Well, we're back to our usual existence--kids at daycare, parents at work--and so far the transition back has been OK. I'll admit that I pretty much reached my limit on togetherness by Sunday afternoon. There were a lot of things that made Sunday tough, including a scheduling glitch that caused me to miss an event I had been looking forward to--a party to celebrate the 3rd birthday and remission from leukemia for my friend's son. I was so upset about that, for many reasons, and it sort of took the wind out of my sails for the rest of the day. To the point that when we got home from our weekend in Buffalo I went into my bedroom, closed the door, and stayed there for a couple hours until I had the composure to function. Of course, Jacob still tried my patience every chance he got, and Carter is such a handful that it takes a lot of energy and patience to keep him out of trouble, and by last night I was definitely lacking in that department. Being with both of them all week definitely took a toll on both of us. I know that sounds terrible, but it's true. Being on duty 24/7 can be very challenging. With Jacob everything is a battle, and with Carter, you're always having to be aware. That much time together means that there are many more instances in an uninterrupted span of time where you have to do the disciplining. Normally they get some disciplining from teachers at daycare/school for part of the day, and us at home for part of the day. But without that change of scenery, it's all us, all the time, and that's not really fun for anyone...they don't want to get it, and we get sick of dishing it out. When we're all having a good time together, the time together great...but when we're not, it's that much worse because we don't get a break.

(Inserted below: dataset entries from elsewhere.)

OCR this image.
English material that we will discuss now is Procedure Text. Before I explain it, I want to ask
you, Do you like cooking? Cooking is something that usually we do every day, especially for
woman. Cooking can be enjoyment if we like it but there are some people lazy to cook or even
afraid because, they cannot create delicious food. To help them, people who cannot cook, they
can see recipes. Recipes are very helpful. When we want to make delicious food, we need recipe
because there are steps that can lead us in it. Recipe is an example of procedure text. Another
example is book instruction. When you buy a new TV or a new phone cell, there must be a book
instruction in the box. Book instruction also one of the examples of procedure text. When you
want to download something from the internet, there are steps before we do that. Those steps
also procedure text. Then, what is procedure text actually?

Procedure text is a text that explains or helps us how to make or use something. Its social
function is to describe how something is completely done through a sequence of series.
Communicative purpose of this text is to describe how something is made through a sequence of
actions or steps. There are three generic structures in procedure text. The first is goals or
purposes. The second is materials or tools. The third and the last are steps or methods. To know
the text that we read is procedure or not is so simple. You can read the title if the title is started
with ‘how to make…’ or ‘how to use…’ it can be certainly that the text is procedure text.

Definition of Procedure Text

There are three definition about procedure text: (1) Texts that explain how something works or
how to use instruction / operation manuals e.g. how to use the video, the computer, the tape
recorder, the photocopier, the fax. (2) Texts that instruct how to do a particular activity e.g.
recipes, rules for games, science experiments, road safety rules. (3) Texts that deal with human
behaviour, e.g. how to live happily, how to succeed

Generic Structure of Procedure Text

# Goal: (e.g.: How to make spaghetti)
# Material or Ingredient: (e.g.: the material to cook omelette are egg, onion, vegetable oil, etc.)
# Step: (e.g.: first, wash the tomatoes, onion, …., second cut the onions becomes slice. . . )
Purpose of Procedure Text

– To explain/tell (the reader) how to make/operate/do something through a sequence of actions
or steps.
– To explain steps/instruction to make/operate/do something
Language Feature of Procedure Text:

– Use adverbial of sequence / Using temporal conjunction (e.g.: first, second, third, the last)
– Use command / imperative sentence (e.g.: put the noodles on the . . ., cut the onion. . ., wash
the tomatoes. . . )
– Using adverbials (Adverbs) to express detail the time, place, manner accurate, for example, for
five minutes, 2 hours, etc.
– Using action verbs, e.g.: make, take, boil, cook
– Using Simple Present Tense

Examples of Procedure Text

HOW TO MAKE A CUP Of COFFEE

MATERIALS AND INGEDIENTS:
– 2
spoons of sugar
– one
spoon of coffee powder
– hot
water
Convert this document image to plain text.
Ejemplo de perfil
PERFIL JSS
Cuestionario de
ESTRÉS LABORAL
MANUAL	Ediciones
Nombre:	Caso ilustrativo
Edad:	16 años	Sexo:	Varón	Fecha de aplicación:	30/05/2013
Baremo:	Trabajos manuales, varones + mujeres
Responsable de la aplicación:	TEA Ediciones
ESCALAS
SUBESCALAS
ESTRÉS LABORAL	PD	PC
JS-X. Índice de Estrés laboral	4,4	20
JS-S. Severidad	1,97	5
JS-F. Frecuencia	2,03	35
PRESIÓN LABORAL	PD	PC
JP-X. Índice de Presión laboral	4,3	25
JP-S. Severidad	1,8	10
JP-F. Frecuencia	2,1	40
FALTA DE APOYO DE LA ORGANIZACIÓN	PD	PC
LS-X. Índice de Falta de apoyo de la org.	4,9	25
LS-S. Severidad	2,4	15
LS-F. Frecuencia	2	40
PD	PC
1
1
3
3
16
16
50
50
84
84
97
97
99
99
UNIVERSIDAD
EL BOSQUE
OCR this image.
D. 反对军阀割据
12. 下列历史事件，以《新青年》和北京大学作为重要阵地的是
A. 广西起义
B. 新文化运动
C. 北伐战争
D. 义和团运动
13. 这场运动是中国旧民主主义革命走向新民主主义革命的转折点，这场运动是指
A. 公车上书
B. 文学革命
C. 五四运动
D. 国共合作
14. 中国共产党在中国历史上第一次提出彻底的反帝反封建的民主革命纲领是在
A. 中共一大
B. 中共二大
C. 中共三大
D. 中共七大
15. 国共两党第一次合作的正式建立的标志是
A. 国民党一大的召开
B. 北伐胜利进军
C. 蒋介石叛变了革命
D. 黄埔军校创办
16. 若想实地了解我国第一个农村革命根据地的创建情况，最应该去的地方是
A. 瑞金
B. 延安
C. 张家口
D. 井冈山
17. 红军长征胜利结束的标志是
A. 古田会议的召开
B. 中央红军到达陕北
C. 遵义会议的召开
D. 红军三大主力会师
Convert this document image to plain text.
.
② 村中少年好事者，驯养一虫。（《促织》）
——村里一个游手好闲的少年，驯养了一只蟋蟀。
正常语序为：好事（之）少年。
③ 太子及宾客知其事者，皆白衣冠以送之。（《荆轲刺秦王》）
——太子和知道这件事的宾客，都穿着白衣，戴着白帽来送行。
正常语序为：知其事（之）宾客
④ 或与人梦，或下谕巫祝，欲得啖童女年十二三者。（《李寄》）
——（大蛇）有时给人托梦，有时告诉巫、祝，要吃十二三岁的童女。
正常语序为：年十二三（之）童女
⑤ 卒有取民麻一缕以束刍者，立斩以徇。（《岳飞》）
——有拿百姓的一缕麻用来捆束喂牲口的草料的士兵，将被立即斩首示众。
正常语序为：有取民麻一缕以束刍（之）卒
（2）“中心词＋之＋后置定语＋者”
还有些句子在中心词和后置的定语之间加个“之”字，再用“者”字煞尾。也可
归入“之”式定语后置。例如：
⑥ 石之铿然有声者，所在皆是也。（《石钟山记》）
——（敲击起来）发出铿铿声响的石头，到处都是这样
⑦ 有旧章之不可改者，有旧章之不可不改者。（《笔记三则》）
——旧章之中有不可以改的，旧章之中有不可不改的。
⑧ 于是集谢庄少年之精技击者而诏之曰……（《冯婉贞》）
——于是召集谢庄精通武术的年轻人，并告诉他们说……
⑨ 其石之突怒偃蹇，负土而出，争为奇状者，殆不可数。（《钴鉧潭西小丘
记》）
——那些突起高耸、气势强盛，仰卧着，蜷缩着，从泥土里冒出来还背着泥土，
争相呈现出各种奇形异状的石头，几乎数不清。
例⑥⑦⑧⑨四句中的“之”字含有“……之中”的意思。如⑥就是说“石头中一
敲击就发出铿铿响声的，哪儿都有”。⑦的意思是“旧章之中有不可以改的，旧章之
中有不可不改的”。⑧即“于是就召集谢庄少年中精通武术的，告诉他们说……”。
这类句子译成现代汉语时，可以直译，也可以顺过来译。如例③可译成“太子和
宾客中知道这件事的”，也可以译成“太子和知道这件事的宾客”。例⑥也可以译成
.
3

Jacob had his good moments during the week--a very good first day on our trip, lots of time spent playing Legos by himself without being asked--but spending the week with him really brought to light a lot of his challenges right now. It reminded me that we still have major battles ahead of us, particularly as first grade looms. His attention span is zero. You can tell him to put on his shoes or change his shorts 10 times in a row and he still won't be able to focus long enough to do it. He says a blatant "no", or worse, makes some sort of smart remark when even the simplest direction is given to him. Bedtime has been painful. I have no idea where that awful disrespect came from. We certainly have never let it pass here, so why he keeps it up, we have no idea. He rambles endlessly and usually throws out random potty talk at any given moment. Craig and I have likened it to being with someone with Tourette Syndrome. I know that's terrible and someone out there would probably be mad about that statement, but seriously--how many people do you know that just randomly talk about smacking their butt in the middle of a conversation about something totally different? Or accuse people (jokingly, but still) of pooping their pants? Craig did this exaggerated but not entirely inaccurate example of what it's like living with Jacob ("Pee! Poop! Butt!") that had Jacob and me rolling, but I did try to explain to Jacob afterward that he probably shouldn't be laughing because it's sort of making fun of his tendency to say potty words randomly. We figure there's just so much going through his head and he's unable to censor it. We're continuing to see his therapist and may get another opinion from another specialist. It could be a long year.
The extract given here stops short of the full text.